Frye told lawmakers he is “not aware of a single senior acquisition leader being held accountable for wrongdoing or dereliction in the nearly 10 years I’ve been in my present VA position.”
“These unlawful acts may potentially result in serious harm or death to America’s veterans,” he asserted. “When VA procures pharmaceuticals or medical devices without terms and conditions afforded via written contracts, the government forfeits all legal protections afforded by contract law. Efficacy and safety mandates are nonexistent.”
Frye said senior leaders within the VA “are not telling the whole story,” adding that, “I will no longer be a party to these VA games.”
Representatives of the Veterans Health Administration appeared at the hearing but their testimony was pushed to the rear when Veterans Affairs Secretary Robert McDonald issued a statement acknowledging that he had received Frye’s letter and referred the missive to the Inspector General’s office for further review. Any evidence of wrongdoing will then be referred to the Justice Department.
“It is clear that serious allegations have been made regarding VA’s purchase authorities and we are working diligently to review them,” McDonald said.
The secretary went on to say that while he appreciates Frye stepping forward with the information, he noted “there are many acquisition paths within VHA” and that most of the sited purchases went to provide needed care for veterans.
A handful of VA officials, led by Edward Murray, the acting assistant secretary for management and the interim financial officer, appeared at the hearing to assuage concerns of lawmakers on both sides of the aisle – with little success.
Much of the controversy centers on the distribution of purchase cards, used by VA officials to obtain items necessary to carry out the agency’s duties. Some of those holding the cards, Frye alleged, were unqualified.
Murray told the panel that VA has “a robust government purchase card program” with 25,515 accounts generating $3.7 billion worth of purchases in 6.1 million transactions as of the end of fiscal year 2014.
“We rely on this program to aide in the expeditious acquisition of supplies and services in support of our veterans,” he said. “For example, purchase cards are used for acquisition of prosthetics and sensory aids that promote health, independence and quality of life for veterans.”
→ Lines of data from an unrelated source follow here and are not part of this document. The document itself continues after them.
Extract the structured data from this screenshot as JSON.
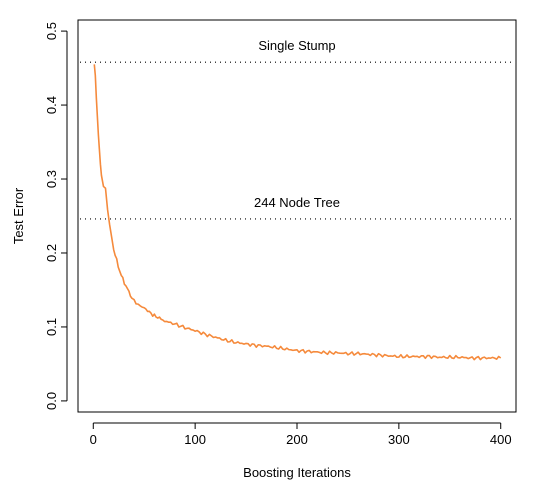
{
  "chart_data": {
    "type": "line",
    "xlabel": "Boosting Iterations",
    "ylabel": "Test Error",
    "xlim": [
      -15,
      415
    ],
    "ylim": [
      -0.015,
      0.515
    ],
    "x_ticks": [
      0,
      100,
      200,
      300,
      400
    ],
    "y_ticks": [
      0.0,
      0.1,
      0.2,
      0.3,
      0.4,
      0.5
    ],
    "y_tick_labels_rotated": true,
    "grid": false,
    "series": [
      {
        "color": "#f58a3c",
        "x": [
          1,
          2,
          3,
          4,
          5,
          6,
          7,
          8,
          10,
          12,
          14,
          16,
          18,
          20,
          23,
          26,
          29,
          32,
          35,
          38,
          42,
          46,
          50,
          55,
          60,
          65,
          70,
          80,
          90,
          100,
          110,
          120,
          130,
          140,
          150,
          160,
          170,
          180,
          190,
          200,
          210,
          220,
          230,
          240,
          250,
          260,
          270,
          280,
          290,
          300,
          310,
          320,
          330,
          340,
          350,
          360,
          370,
          380,
          390,
          400
        ],
        "y": [
          0.455,
          0.44,
          0.41,
          0.385,
          0.36,
          0.34,
          0.32,
          0.305,
          0.29,
          0.285,
          0.26,
          0.24,
          0.22,
          0.205,
          0.19,
          0.175,
          0.165,
          0.155,
          0.148,
          0.138,
          0.133,
          0.128,
          0.126,
          0.12,
          0.115,
          0.112,
          0.108,
          0.104,
          0.099,
          0.095,
          0.09,
          0.086,
          0.082,
          0.079,
          0.077,
          0.075,
          0.074,
          0.072,
          0.07,
          0.068,
          0.067,
          0.066,
          0.065,
          0.065,
          0.064,
          0.064,
          0.063,
          0.062,
          0.061,
          0.06,
          0.06,
          0.06,
          0.06,
          0.059,
          0.059,
          0.059,
          0.058,
          0.058,
          0.058,
          0.058
        ]
      }
    ],
    "reference_lines": [
      {
        "y": 0.458,
        "label": "Single Stump",
        "label_x": 200,
        "style": "dotted"
      },
      {
        "y": 0.246,
        "label": "244 Node Tree",
        "label_x": 200,
        "style": "dotted"
      }
    ]
  }
}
Like other large agencies, Murray said, “we have experienced challenges in implementing the government purchase card program” and regulations have been “to strengthen controls over VA’s purchase card program.”
In October 2011, Murray said, VA “took a significant step toward strengthening internal controls” by placing the purchase card program under the agency’s Financial Services Center, thus enabling central oversight and reducing the number of purchase card accounts.
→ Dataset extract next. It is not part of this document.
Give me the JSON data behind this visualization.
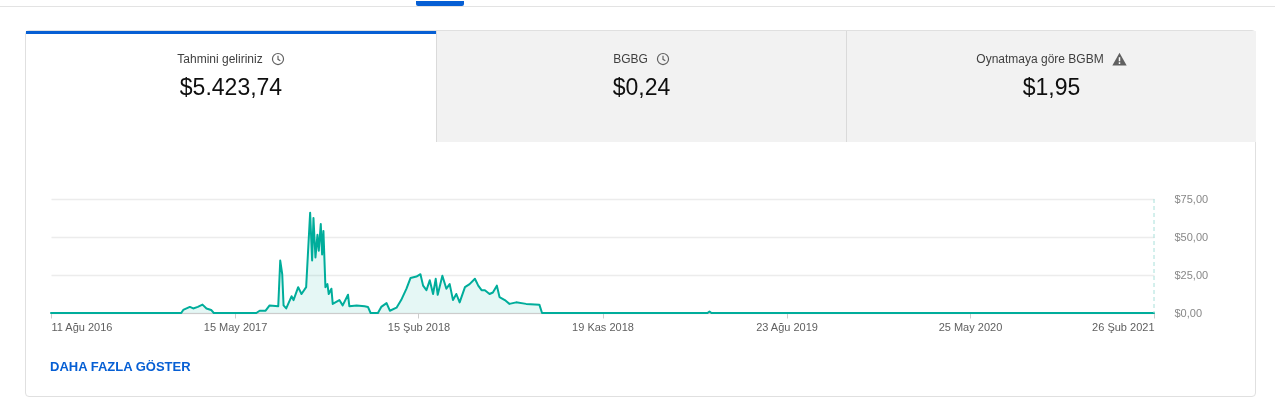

“VA is committed to continuous monitoring and improvement of its government purchase card program and has implemented a number of processes and internal controls to minimize and eliminate fraud, waste and abuse,” he said. “For example, we close or reduce card spending limits due to inactivity, invalid training certificates, lack of valid warrants, or for separated employees. Controls have been implemented with the U.S. Bank to limit the use of the government purchase card for specific types of merchants.”
Transactions, he said, are monitored on a monthly basis.
Subcommittee members were not assured by Murray’s testimony. Rep. Jackie Walorski (R-Ind.) maintained that VA officials should have experienced a “gut check” when Frye’s allegations came to light.
“That we have to stop this, this is wrong,” Walorski said. “It’s illegal activity. Did that never dawn on you, Mr. Murray?”
But Murray ultimately maintained that “there’s some ambiguity” in the purchasing law and some difference of opinion exists regarding whether the Veterans Health Administration violated federal statutes.
Rep. Tim Walz (D-Minn.), reflecting the bipartisan nature of the inquiry, cited a White House report issued in June 2014 describing a “corrosive culture” within the Veterans Affairs health care system.
“I don’t for a second believe there’s an attempt to make that change,” Walz said.